I ended up having a long discussion with some of the preachers after they’d torn down for the night, as we walked to Five Guys Burgers and Fries, they having asked for a good place to eat, and they explained their theatrics were deliberately controversial, so as to draw a crowd. I disagree with that tactic, but they sure as hell draw crowds. They also demand that people tell them their sins, not for absolution, but so that they can condemn them, and refuse to acknowledge their own. I didn’t understand them, much as I tried, and I didn’t see what they were trying to accomplish.

As I was walking past them the other day, heading home, things were a little different. For one, the crowd was one of the largest I’ve ever seen. But it wasn’t a receptive crowd. Many were simply passers-by who had stopped to see the show, and what a show it was! No signs, no shouting, but a single young man with the Bible in hand. Granted, he was preaching the same message as I’d seen before, but there were no theatrics to the man apart from the standard “raising-hands-and-looking-heavenward” every now and then. And dancing around him was a tall, lanky, bearded fellow, who I can reliably call OpenAir Outreach’s own personal nemesis.

He will spin circles around them, dance and shout and interrupt, ridiculous messages and condemnations of Christ and Christianity, the witness of hypocrisy. He’s a hostile force, even I can see it, who seems to make a point of disrupting their little revivals. As I stood there a few minutes, watching him try to crush whatever good was happening here, I thought to myself “I finally see it.”

You have to understand the level of hostility in these crowds a lot of the time. They will scream and jeer, obscenities issuing for from their mouth, bring home-made signs with things like “Jesus is Hitler” and “Jesus Has Come To Know The Love of Gay Sex,” or they’ll stand up beside them and start screaming in opposition to Christ — not to their preaching, but to mock Christ — or two men or two women will start kissing, or someone will begin undressing, or, in at least one case, will physically assault the preacher.

In my dealings with them, as with everybody, I try to get in their head and understand how they see the world. In this I largely failed. But I sort of see what they see, now, because there seems to me little other explanation for the response of the crowd in this way, for them to do evil and think it good and just, than the movement of the Devil among them. This is not something I go to often or say lightly, and if nothing else, it’s an abstracted movement caused by the hardhearted stubbornness of sin. This was active hostility, not passive derision, but the practiced chaos of those who hate God, and let me assure you, there are few real atheists in the Western world. Western atheism is deliberate rebellion against the God of Abraham, and in chatacterized much of the time — not all, by any stretch — by mockery of him and his adherants, studied scorn and active antipathy. All alliteration aside (ha!), it’s hard to avoid reaching such a conclusion, that the enemy of this world is so opposed to the Gospel, he’ll fight against a crooked, bent version of it with the vitriol we used to pour on Nazis. 

I’ve seen good street preachers who will admit their own sin, will preach the love of God, and they get ignored, passed by, because they’re not making a scene, and because there’s nothing there to rebel against.
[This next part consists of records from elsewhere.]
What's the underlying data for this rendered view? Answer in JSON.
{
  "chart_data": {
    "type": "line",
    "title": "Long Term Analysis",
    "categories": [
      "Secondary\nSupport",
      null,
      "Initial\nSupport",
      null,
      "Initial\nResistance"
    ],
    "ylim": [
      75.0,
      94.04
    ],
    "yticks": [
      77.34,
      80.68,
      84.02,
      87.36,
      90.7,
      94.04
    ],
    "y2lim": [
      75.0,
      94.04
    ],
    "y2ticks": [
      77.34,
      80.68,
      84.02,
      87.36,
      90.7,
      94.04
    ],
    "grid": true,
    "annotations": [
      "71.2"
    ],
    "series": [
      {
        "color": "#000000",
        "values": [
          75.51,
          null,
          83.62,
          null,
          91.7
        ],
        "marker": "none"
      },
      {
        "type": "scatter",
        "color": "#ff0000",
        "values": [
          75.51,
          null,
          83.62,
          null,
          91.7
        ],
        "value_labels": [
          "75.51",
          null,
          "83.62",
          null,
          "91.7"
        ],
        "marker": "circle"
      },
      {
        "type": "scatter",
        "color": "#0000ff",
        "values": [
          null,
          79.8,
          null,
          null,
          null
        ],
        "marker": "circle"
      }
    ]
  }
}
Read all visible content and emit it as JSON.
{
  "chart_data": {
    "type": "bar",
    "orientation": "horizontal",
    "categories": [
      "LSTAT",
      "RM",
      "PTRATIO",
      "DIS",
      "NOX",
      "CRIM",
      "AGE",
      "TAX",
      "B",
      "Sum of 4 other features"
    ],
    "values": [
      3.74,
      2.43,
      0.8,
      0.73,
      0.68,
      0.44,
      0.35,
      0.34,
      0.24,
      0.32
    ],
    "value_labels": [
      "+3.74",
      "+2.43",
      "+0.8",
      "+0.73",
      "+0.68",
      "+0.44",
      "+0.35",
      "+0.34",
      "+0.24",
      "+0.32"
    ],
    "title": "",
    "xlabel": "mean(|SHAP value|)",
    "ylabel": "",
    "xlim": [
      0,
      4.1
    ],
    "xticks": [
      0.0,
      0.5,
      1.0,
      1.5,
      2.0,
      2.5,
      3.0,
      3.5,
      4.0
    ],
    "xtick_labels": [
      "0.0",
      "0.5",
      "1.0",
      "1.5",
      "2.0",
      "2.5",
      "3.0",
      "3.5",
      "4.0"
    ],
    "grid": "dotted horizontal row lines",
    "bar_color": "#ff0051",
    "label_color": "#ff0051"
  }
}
What those men speak are little better than pleasantries, the crowds mumble to themselves as they go by, platitudes barely worth responding to. After all, they think, what Christians want is to judge the sinner, not to save the world. The only people to stop and listen are Christians like myself, pleased to see someone presenting the truth of the Gospel, and nodding politely to those who stand beside us, before we all head off to lunch.